We had a great time with our friends. Did some kayaking, fishing, camping . . . and while we were sad to see them go . . . I felt . . . behind.
I schedule some things in the summer so our schedule (with the goal of being done before convention in May) is set before we begin. I do fill in things like which math pages we do on a daily basis, but the weeks and some subjects are set in advance. While I love the bump feature on Scholaric, too much bumping means school in the summer. No Bueno.
So, I was slightly stressed. I didn't want to bump it all, but while E can handle some doubling up, her daily school work is already hefty. C on the other hand . . . well, doubling anything is just not happening.
So, making myself feel better I am not bumping everything, and slowly doing what we can to "catch up" without passing my stress onto the kids.
Breathe and carry on. Well, then as our friends leave on Thursday, and I am reminded that we had a zoo field trip planned for that Friday. Sheesh. I can't catch a break. I was sooooo tempted to cancel the field trip.
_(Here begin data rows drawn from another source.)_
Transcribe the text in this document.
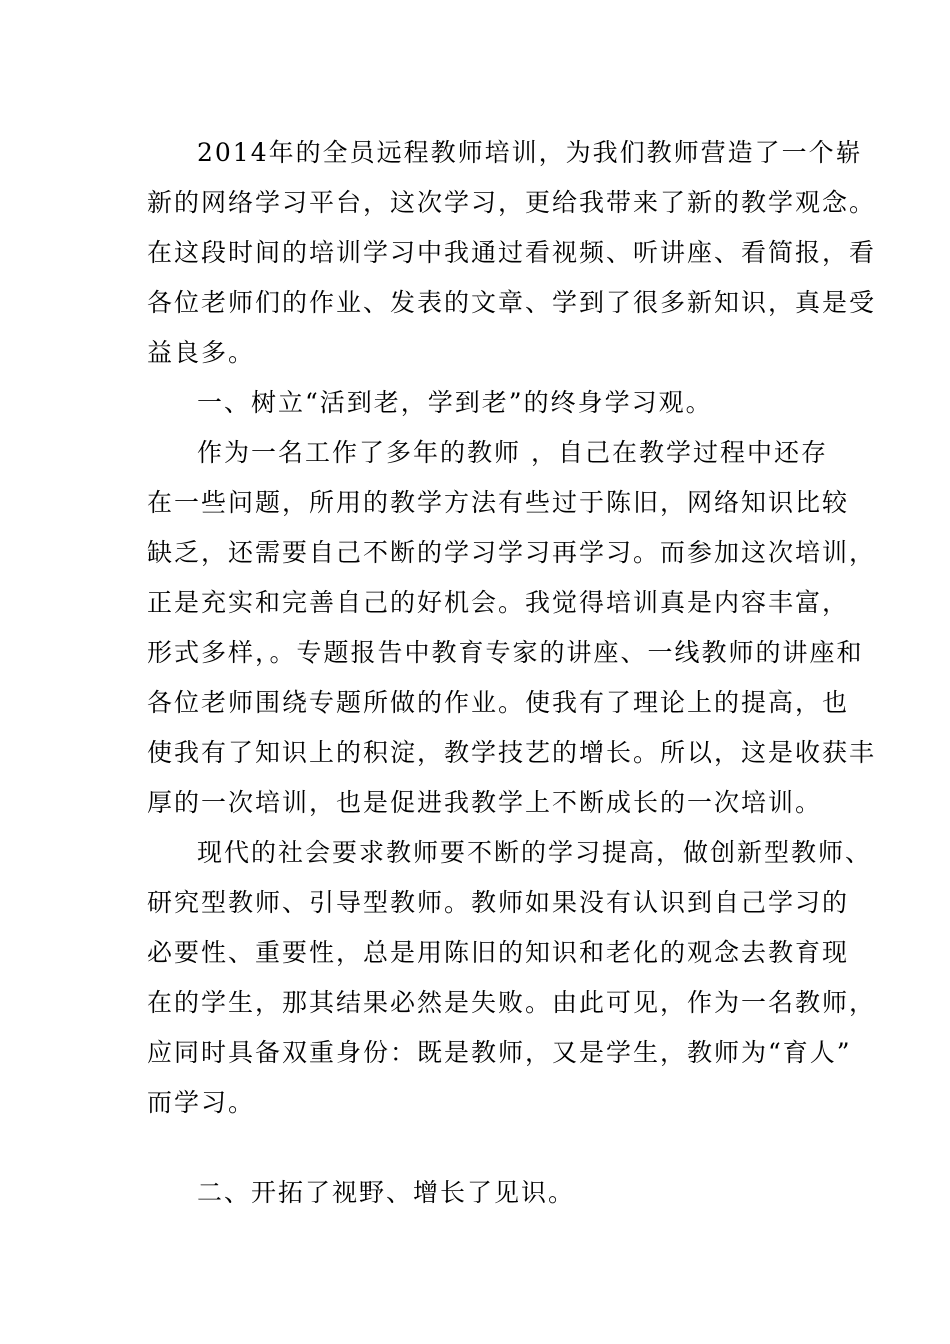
2014年的全员远程教师培训，为我们教师营造了一个崭
新的网络学习平台，这次学习，更给我带来了新的教学观念。
在这段时间的培训学习中我通过看视频、听讲座、看简报，看
各位老师们的作业、发表的文章、学到了很多新知识，真是受
益良多。
一、树立“活到老，学到老”的终身学习观。
作为一名工作了多年的教师 ，自己在教学过程中还存
在一些问题，所用的教学方法有些过于陈旧，网络知识比较
缺乏，还需要自己不断的学习学习再学习。而参加这次培训，
正是充实和完善自己的好机会。我觉得培训真是内容丰富，
形式多样，。专题报告中教育专家的讲座、一线教师的讲座和
各位老师围绕专题所做的作业。使我有了理论上的提高，也
使我有了知识上的积淀，教学技艺的增长。所以，这是收获丰
厚的一次培训，也是促进我教学上不断成长的一次培训。
现代的社会要求教师要不断的学习提高，做创新型教师、
研究型教师、引导型教师。教师如果没有认识到自己学习的
必要性、重要性，总是用陈旧的知识和老化的观念去教育现
在的学生，那其结果必然是失败。由此可见，作为一名教师，
应同时具备双重身份：既是教师，又是学生，教师为“育人”
而学习。
二、开拓了视野、增长了见识。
I mean, we were BEHIND!!!!
And then I can hear my kids little voices are we behind? and I am reminded of how hard I worked to convince them that as long as we were diligent, we couldn't be behind. We set the pace -- it's the beauty of homeschooling.
So, we went to the zoo. And I am so very glad we did. We all had a great time, and really needed that time to reconnect as a family after a crazy busy week. The kids learned so much as well, and I was reminded about lifeschooling! How sad it would have been for me to have stayed home to learn grammar and writing and read about science from an encyclopedia when they were able to learn the difference between apes and monkeys, learn about all kinds of animals, their habitats and behaviors, and be reminded of topics like carnivores, omnivores, and herbivores.
We left the zoo and instead of rushing home to get some "school work" completed, I decided to take the kids out to lunch just us and debrief from our zoo trip. The kids told me all about what they had seen, learned, and experienced. We were able to categorize the animals we saw, discuss, and share with one another. It was a great time, and I was reminded how important real life learning is. How tragic it would have been for me to give up this opportunity by prioritizing "school work" about learning.
Remember it doesn't usually look the way we think it should.